Cross border e-commerce seems on the rise and last week Sears announced the following on their website:

— NEW International Shipping – Customers can conveniently ship to 90 countries around the globe. Prices will be displayed in the currency of the customer’s choice. International shipping fees, customs duties, and taxes are automatically added and processed at checkout, eliminating the need for the customer to pay additional fees upon delivery. To learn more about international shipping, including the most up-to-date list of available countries, visit

The international shopper has two big advantages when using Sears International.

  1. There is only one bill to pay. It includes shipping, customs, and taxes. It’s a one stop shop
  2. The shopper will be notified if trying to order an item which is restricted for import

From Sears International FAQ:

Are there any items that cannot ship to my country because they are restricted?
If for some reason, there are any items that cannot be exported from the U.S. and/or imported into your destination country selection, our partner FiftyOne will notify you during the FiftyOne Global Checkout process.

Postal Sanity was intrigued to look at this new offering and thus visited First we set the destination country to Germany and then navigated to the Sears Electronics & Computer department. Europeans love electronic gadgets and know that these are fairly cheap in the USA. But all electronic items we saw, were marked with “Not available for International Shipping”.  We did find the following statement:

Disclaimer Not all products can be shipped internationally at this time, but we’re working on expanding our selection. All electronics and media have been built to U.S. specifications and formats, so they may not be compatible in all countries. If sale prices or discounts apply, they will be calculated in your selected currency. Note: APO/FPO customers should proceed as U.S. customers and in US currency.
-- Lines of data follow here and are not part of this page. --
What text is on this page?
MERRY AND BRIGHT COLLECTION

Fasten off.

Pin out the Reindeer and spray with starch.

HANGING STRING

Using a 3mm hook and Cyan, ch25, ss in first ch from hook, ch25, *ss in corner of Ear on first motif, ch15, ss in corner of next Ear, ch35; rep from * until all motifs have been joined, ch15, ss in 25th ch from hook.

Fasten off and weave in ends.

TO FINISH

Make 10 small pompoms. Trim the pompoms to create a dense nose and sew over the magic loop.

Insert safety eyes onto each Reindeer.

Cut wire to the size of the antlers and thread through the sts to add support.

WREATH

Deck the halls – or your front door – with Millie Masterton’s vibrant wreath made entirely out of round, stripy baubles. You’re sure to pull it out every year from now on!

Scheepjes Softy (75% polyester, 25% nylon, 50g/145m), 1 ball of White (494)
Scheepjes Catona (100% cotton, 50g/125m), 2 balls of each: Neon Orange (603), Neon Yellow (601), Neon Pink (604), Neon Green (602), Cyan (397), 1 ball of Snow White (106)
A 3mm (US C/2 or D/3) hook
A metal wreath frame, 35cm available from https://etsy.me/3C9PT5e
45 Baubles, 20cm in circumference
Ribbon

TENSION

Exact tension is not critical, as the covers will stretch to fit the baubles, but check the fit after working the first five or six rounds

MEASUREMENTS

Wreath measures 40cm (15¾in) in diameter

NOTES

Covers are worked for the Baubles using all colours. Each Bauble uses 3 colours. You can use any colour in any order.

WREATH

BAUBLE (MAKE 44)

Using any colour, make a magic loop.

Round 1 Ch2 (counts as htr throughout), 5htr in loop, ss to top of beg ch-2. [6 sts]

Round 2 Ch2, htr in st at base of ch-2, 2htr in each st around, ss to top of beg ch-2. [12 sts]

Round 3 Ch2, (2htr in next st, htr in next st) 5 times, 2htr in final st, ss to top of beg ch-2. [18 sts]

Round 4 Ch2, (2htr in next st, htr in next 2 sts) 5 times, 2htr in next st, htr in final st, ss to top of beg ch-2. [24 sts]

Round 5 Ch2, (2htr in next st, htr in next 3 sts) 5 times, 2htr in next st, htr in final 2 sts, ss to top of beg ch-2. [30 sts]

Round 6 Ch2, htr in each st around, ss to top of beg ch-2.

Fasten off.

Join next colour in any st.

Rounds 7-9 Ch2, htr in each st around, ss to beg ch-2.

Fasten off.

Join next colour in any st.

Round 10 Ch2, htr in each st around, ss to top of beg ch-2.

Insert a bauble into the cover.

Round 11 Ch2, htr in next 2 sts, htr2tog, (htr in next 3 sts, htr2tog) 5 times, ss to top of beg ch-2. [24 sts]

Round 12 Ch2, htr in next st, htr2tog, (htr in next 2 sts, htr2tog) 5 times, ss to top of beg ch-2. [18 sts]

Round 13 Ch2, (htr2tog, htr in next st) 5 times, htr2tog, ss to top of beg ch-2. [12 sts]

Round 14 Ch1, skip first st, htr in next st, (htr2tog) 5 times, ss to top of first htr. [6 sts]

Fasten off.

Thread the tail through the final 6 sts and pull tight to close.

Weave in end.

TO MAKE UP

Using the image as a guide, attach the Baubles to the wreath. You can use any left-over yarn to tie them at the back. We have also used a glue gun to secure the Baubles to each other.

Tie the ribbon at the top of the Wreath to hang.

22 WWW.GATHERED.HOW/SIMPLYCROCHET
Fair enough. Being savvy and persistent shoppers and not easily deterred, we redirected our browser to the Sears clothing department, looking for Levis, Nike and the like. These clothing items cost two to four times more in in Germany, than in the US. But again we had no luck with any desired item. All were  “Not available for International Shipping”.  Frustration started to creep in after 20 minutes of browsing  and we wondered how many shoppers would have matched our patience. Yet we continued, and the jewelry section finally awarded us with the option to buy pendants. Alright!  Never mind that we didn’t want any.

We understand that this service just started up and would expect that the Sears website will improve quickly. A good start would be to only display eligible items, making for a much less frustrating browsing experience. Sears is using the FiftyOne Global Ecommerce solution. Other merchants using FiftyOne are Nordstrom and

More possibilities for Europeans to shop internationally
DHL partnered up with BorderLinx, to provide international shipping addresses in the USA/UK to German consumers. The consumer has the choice to consolidate orders from multiple merchants as one international shipment, which saves on freight cost. Custom duties and taxes have to be paid separately at BorderLinx. There is a cost calculator to calculate the grand total before placing an order. This is less convenient than the Sears one-stop-shop approach, but gives the consumer more choice. Black Friday bargains were mentioned on the DHL website as well as the weak dollar, which makes shopping in the US an attractive choice.

Somebody asked us: “How does BorderLinx tackle the issue of purchase and importation of prohibited goods in each country”? So curiosity got the better part of us and we went to work. A short online-chat with BorderLinx yielded the following result:

There is a list of prohibited goods for each destination country. It is the user’s responsibility to make sure no prohibited items are ordered. In case of ordering an ineligible item, the user is responsible for shipping/return-shipping charges to/from BorderLinx from/to online merchant. The user can order from any US based merchant, even if they are not listed on BorderLinx website as a merchant partner. In that case the user is advised to ask the merchant if they do ship to BorderLinx. Most merchants do, some may not.

We quote from the BorderLinx website:

For complete listings of prohibited and restricted items please check with the Border Control authority for your country. Have a look at the World Customs Organisation web site to find your local customs office
The import of certain cellular phones may be controlled or prohibited in particular countries. Whilst this often does not apply to the more common phones, you may wish to check with your Border Control authority.
If you do order prohibited goods, we will make every effort to advise you that we have received them and that we will not be able to ship them. It is then your responsibility to arrange a return or alternative US delivery address.

As long as the shopper sticks to “non-critical” items, customs should not be a problem. For “critical” items, Postal Sanity suggests that the shoppers consult via e-mail with the customs authority of their country before ordering. If problems arise with the item clearing customs, then an e-mail track record may come in handy.